In his program on Sigmund Freud on April 27th, Jack Halberstam argued that Freud creates a language from which we cannot get away, and we have an obligation to contextualize his work and understand our linguistic and theoretical legacy. More directly, according to Halberstam, Freud’s contribution of psychoanalysis to the world is unparalleled, and fundamental in a Gender and Sexuality course.

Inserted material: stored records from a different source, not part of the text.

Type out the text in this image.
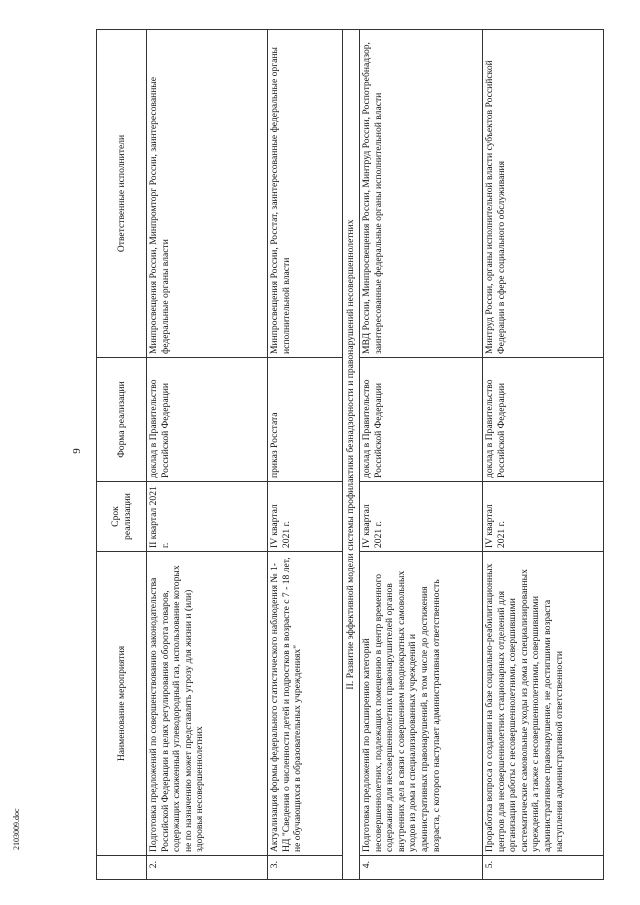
9
	Наименование мероприятия	Срок реализации	Форма реализации	Ответственные исполнители
2.	Подготовка предложений по совершенствованию законодательства Российской Федерации в целях регулирования оборота товаров, содержащих сжиженный углеводородный газ, использование которых не по назначению может представлять угрозу для жизни и (или) здоровья несовершеннолетних	II квартал 2021 г.	доклад в Правительство Российской Федерации	Минпросвещения России, Минпромторг России, заинтересованные федеральные органы власти
3.	Актуализация формы федерального статистического наблюдения № 1-НД "Сведения о численности детей и подростков в возрасте с 7 - 18 лет, не обучающихся в образовательных учреждениях"	IV квартал 2021 г.	приказ Росстата	Минпросвещения России, Росстат, заинтересованные федеральные органы исполнительной власти
II. Развитие эффективной модели системы профилактики безнадзорности и правонарушений несовершеннолетних				
4.	Подготовка предложений по расширению категорий несовершеннолетних, подлежащих помещению в центр временного содержания для несовершеннолетних правонарушителей органов внутренних дел в связи с совершением неоднократных самовольных уходов из дома и специализированных учреждений и административных правонарушений, в том числе до достижения возраста, с которого наступает административная ответственность	IV квартал 2021 г.	доклад в Правительство Российской Федерации	МВД России, Минпросвещения России, Минтруд России, Роспотребнадзор, заинтересованные федеральные органы исполнительной власти
5.	Проработка вопроса о создании на базе социально-реабилитационных центров для несовершеннолетних стационарных отделений для организации работы с несовершеннолетними, совершившими систематические самовольные уходы из дома и специализированных учреждений, а также с несовершеннолетними, совершившими административное правонарушение, не достигшими возраста наступления административной ответственности	IV квартал 2021 г.	доклад в Правительство Российской Федерации	Минтруд России, органы исполнительной власти субъектов Российской Федерации в сфере социального обслуживания
2103009.doc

The most recurrent critique of Freud is of his sexism, which Halberstam challenged by reminding us that, in fact, Freud exposes us to existing systems of thought. Halberstam shared several film and musical clips in order to illustrate Freud’s influence on contemporary popular culture, including a clip from the Pixar animated film, Inside Out. Halberstam further explained that for Freud, no one can arrive at a normative adulthood because there are too many stages that we traverse since childhood that influence our development. Freud exposed us to repression as a mechanism training us to conceal what we are not supposed to feel and express what people want to hear, and furthermore, that this very mechanism is deeply gendered.
Halberstam also shared a clip from the television show, The Sopranos, in which the main character discusses his discovery of repetition compulsion with his psychoanalyst using the example of a bus—wanting to catch the bus but needing to learn to let it go. For Freud, humanity is born immature, which partly explains why things stay the same—we construct systems that are sustained and perpetuated. Tony Soprano parses the very mechanisms of psychoanalytic epiphany followed by disappointment: there is no “cure,” psychoanalysis is an ongoing process.
Halberstam explained that Freud’s Oedipus complex—fear of castration—neatly explained behavioral patterns for boys, but fails to find a correlative paradigm for girls. According to Halberstam, Freud doesn’t know what women want, and never was truly able to exit his own masculine position. However, he devised an understanding of girls as identifying with the mother and desiring their fathers, ultimately wanting to have children.
Halberstam concluded by emphasizing that we cannot excise psychoanalytic thinking—we can explode it on behalf of thinking differently. Halberstam reminds us that we do not live in Freud’s context, but that we inhabit what Paul B. Preciado calls the “pharmaco-pornographic” era, a regime of power and pleasure in which, for example, masculinity is not defined by the fear of castration but by the loss of sexual prowess, which is easily remedied by pharmacological means like viagra; all frailties of masculinity can be fixed with a pill. Finally, Halberstam emphasized that we should not focus our critique of Freud on his misogyny or his sexism, but rather, on his lack of critique of the very gender systems that he exposed; he revealed the mechanisms of the status quo but never challenged them.